This April the United States Supreme Court will hear Vice President Dick Cheney’s appeal to court rulings ordering him to release documents detailing the activities of his Energy Task Force. A few weeks ago, Cheney and Supreme Court Justice Antonin Scalia took a hunting vacation together, which was partially paid for by an energy company. This creates an appearance of partiality on Scalia’s part and, while the decision is properly his own, Scalia should recuse himself from the case of In re Richard B. Cheney.
When recusal arises it has been and should be each justice’s decision. The attention to this matter results from congressional complaints. This is, however, all the input Congress should have. Any attempt for either the legislature or executive to remove a justice from a case is an anathema to the separation of powers, and rightfully so, given that the Supreme Court frequently has to decide the limits of congressional and executive power.
The Supreme Court should not have a procedure to remove a justice for bias.

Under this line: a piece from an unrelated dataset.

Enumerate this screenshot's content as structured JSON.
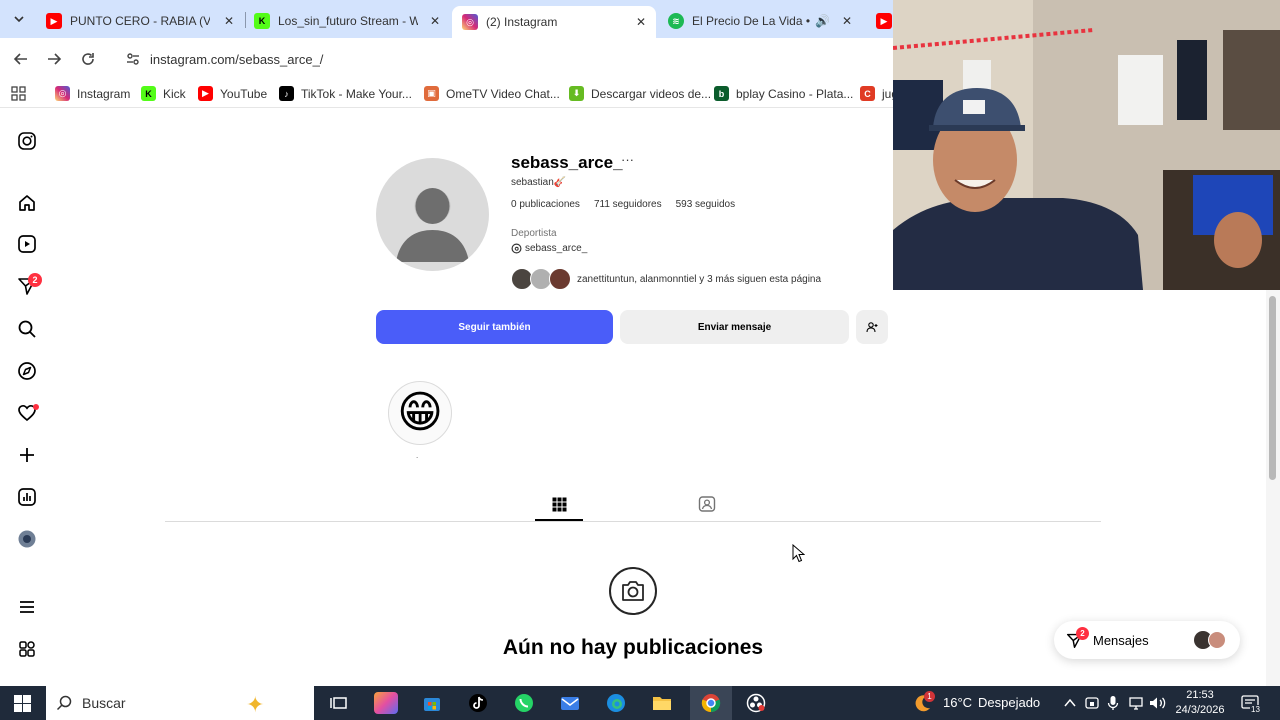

All people are biased in various ways. Each justice must be responsible for ascertaining his or her impartiality. In short, if Scalia is not fit to decide this question, he is not fit to decide anything.
Because no other proper method of recusal works in our democracy, judges and justices must recuse themselves if their “impartiality may be reasonably questioned,” as guided by federal law. The question is not whether Cheney attempted to influence Scalia’s opinion on the matter, but rather, have Scalia’s actions caused people to reasonably question his impartiality.
Scalia at times reprimands society, Congress and even his fellow justices for failing to see the obvious solution to a question. It would seem painfully obvious, from the storm of media coverage and public complaints alone, that a judge taking a vacation with a litigant that is partially funded by another interested party will lead the public to reasonably question that judge’s impartiality.